The thread of ecology weaves through each of the four major challenges identified by the report.  The food challenge is to achieve sustainable, local food production and understand crops as ecosystems.  The environmental challenge is to halt and reverse ecosystem damage from pollution, over-harvesting, habitat fragmentation, and climate change.  The energy challenge is to develop a sustainable alternative to fossil fuels, and the health challenge is individualized health surveillance and care, including an individual’s environment, history, micro-biome, genotype and physiology.

The report makes four recommendations:

(1)  Launch a National New Biology Initiative to achieve solutions to societal challenges in food, energy, environment, and health.

(2)  Make the Initiative an interagency effort with a 10-year timeline and funding in addition to current agency budgets.

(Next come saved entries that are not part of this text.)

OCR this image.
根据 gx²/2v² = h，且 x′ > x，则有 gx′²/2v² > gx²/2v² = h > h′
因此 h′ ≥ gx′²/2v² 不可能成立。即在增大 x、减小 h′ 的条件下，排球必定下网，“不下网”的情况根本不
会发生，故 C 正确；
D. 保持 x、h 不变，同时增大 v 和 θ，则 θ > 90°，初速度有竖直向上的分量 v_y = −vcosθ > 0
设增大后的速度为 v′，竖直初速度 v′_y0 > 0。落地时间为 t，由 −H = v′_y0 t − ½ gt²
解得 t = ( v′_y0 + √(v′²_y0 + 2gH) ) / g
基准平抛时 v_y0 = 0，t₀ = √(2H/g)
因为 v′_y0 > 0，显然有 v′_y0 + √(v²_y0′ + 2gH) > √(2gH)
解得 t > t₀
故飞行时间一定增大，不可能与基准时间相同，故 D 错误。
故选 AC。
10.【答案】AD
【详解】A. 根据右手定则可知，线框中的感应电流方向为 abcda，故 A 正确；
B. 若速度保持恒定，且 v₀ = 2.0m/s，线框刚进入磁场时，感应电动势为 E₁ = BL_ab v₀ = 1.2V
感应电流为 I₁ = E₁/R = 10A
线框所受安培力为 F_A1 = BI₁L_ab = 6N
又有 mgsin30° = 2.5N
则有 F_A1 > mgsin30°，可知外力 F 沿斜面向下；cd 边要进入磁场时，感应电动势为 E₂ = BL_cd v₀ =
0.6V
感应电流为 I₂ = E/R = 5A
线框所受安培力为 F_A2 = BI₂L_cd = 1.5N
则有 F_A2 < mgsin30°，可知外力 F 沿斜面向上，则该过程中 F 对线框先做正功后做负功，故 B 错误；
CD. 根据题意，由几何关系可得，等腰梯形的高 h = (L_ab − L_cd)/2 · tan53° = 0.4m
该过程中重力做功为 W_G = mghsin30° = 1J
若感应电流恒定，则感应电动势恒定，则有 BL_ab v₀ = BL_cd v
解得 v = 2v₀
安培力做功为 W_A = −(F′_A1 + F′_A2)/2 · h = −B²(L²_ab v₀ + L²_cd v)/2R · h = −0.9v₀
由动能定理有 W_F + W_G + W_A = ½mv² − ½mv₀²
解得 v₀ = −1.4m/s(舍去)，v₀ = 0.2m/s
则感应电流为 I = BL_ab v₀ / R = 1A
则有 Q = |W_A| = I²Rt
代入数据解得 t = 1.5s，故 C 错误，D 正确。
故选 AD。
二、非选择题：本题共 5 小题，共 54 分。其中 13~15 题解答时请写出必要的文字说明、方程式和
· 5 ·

(3)  Develop information sciences and technologies that are critical to the New Biology.

(4)  Develop interdisciplinary curricula, graduate and educator training needed to create and support New Biologists.

The report’s release is exciting to many who for years have been advocating for greater support for collaborative research and tools needed to address major society challenges.  The panelists noted that they have already had conversations with White House officials about the report.

Biologists have a great opportunity to get engaged and help move the ideas of this report forward with their fellow scientists, Congress, and the Obama Administration.